I'll have you know that this is a musico-historical recreation of the moment of discovery of the fourth of the Galilean moons, encapsulated in a parody of a song depicting the senseless persecution of an innocent man.
My creation is also a bitter, post-modernist exploration of themes of alone-ness and alienation expressed as bodies adrift in the outer reaches of space, a veritable cri de coeur about the importance of attention to one's self-esteem and ultimate sense of being. It's a semiotical exploration of the most fundamental aspects of the human condition!
Offtopic, my keister! It's practically dripping with topicity!
(I knew that Arts degree would come in handy some day.)
Crumb's Corollary: Never bring a knife to a bun fight.
I mean be fair. It's annoying when people talk about the RCC as a bunch of biblical literalists. (One step above creationists.) As a Catholic I can tell you they're not, they're control freaks. That's what they like, to control information. Then let that information out slowly. I mean they kept the bible and masses in Latin for centuries. (It's kind of hard to interpret the bible for yourself if you don't understand the language it's written in.) Of course there's loads of stuff that they did over the centuries where it's kind of hard to figure out where in the bible it said that.(Like indulgences. I still haven't heard an explaination for why we're supposed to eat fish on Fridays that made any sense.) Hell, go to a Catholic mass for once. It's all "Stand, sit, stand, kneel." It's like the priest is a gym teacher putting the parishioners through calisthenics.

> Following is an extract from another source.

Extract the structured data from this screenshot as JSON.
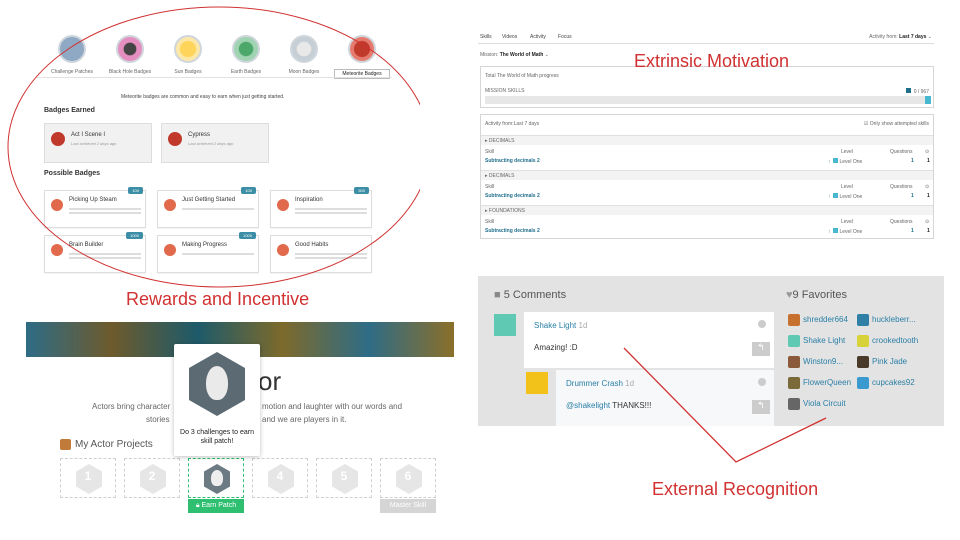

Did you know 80 to 90% of the moderators on slashdot wouldn't recognize a troll even if one dragged them under a bridge.
How is Halley's comet more significant than the discovery of the first moons in our solar system, apart from our own? (Long thought to be a "planet", not a moon in the modern sense.) With a stroke, Galileo established that other planets could have systems around them, not just Earth. Given that conventional views were that Earth was the center of all heavenly motions, that was pretty major.

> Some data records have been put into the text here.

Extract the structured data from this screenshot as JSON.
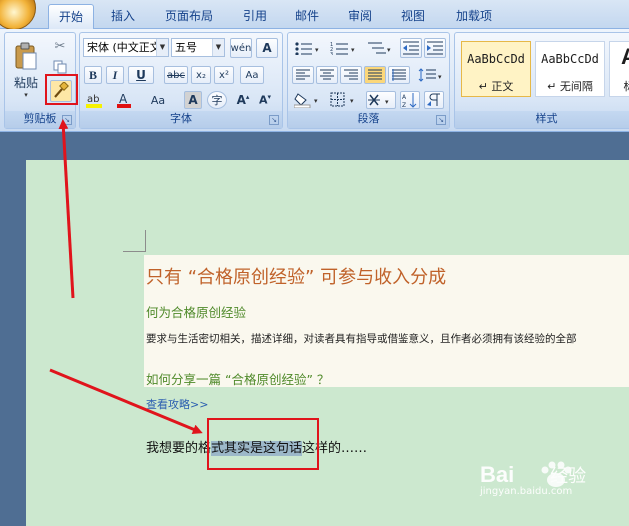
{
  "ribbon": {
    "tabs": [
      "开始",
      "插入",
      "页面布局",
      "引用",
      "邮件",
      "审阅",
      "视图",
      "加载项"
    ],
    "clipboard": {
      "label": "剪贴板",
      "paste_label": "粘贴"
    },
    "font": {
      "label": "字体",
      "font_name": "宋体 (中文正文)",
      "font_size": "五号",
      "bold": "B",
      "italic": "I",
      "underline": "U",
      "strike": "abc",
      "subscript": "x₂",
      "superscript": "x²",
      "grow": "A",
      "shrink": "A",
      "change_case": "Aa",
      "char_border": "A",
      "enclose": "字"
    },
    "paragraph": {
      "label": "段落"
    },
    "styles": {
      "label": "样式",
      "items": [
        {
          "sample": "AaBbCcDd",
          "name": "↵ 正文"
        },
        {
          "sample": "AaBbCcDd",
          "name": "↵ 无间隔"
        },
        {
          "sample": "A",
          "name": "标"
        }
      ]
    }
  },
  "document": {
    "heading": "只有  “合格原创经验”  可参与收入分成",
    "subheading1": "何为合格原创经验",
    "body1": "要求与生活密切相关，描述详细，对读者具有指导或借鉴意义，且作者必须拥有该经验的全部",
    "subheading2": "如何分享一篇 “合格原创经验” ？",
    "link": "查看攻略>>",
    "line_before": "我想要的格",
    "line_selected": "式其实是这句话",
    "line_after": "这样的……"
  },
  "watermark": {
    "brand": "Bai",
    "brand2": "经验",
    "url": "jingyan.baidu.com"
  },
  "colors": {
    "accent_red": "#e0141c",
    "doc_background": "#cce8cf",
    "heading_color": "#c0622a",
    "subheading_color": "#4f8a2a",
    "link_color": "#2a5db0",
    "selection": "#9cb8c9"
  }
}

The issue isn't that Galileo was a saint, but that he had to recant under threat of torture. He's become a symbol of a time when religious powers told people what they could say, under threat of torture, prison, or death. When people exaggerate how great Galileo really was, what they're really saying is that they're thankful that part of history is behind us. Whether you love James Dobson or cringe at his name, I don't know anyone who would want to empower him with the authority to have someone tortured and killed because they published a scientific paper, right or wrong, that went against his religious views. We should all be thankful that our culture has moved beyond that.
The Eastern bloc was more backward even then. Kepler has to return in a hurry to Regensberg at one point to defend his mother who was accused of witchcraft. Galileo on the other hand was a very important man, the top technical expert in Florence, the public face of the most advanced science of the day. He was the equivalent of Edison, Fermi, Einstein and Feynman rolled into one. Of course he thought he could push his views further than could much lesser academics. We need Galileos to stand up to be counted in a world where people can take a Sarah Palin seriously.
From scarped cliff or quarried stone she cries "A thousand types are gone, I care for nothing, no not one."
You make the mistake of assuming they can't do both. As any power that was larger than it should have been, the church logically rooted for science when it suited them and silenced scientists when they were inconvenient.
The scientific method is now stronger than ever, IMO. In Ye Olde Days only a select few could write their ideas on paper so it may seem like idiocy is on the rise, but I'm ready to bet that's not true -- there are quite certainly more scientists-by-heart alive now than ever before. I think you may be looking at history with rose-tinted glasses.
And the GP was a troll: as mdwh2 said his straw men arguments are so far fetched that there's just nothing to discuss.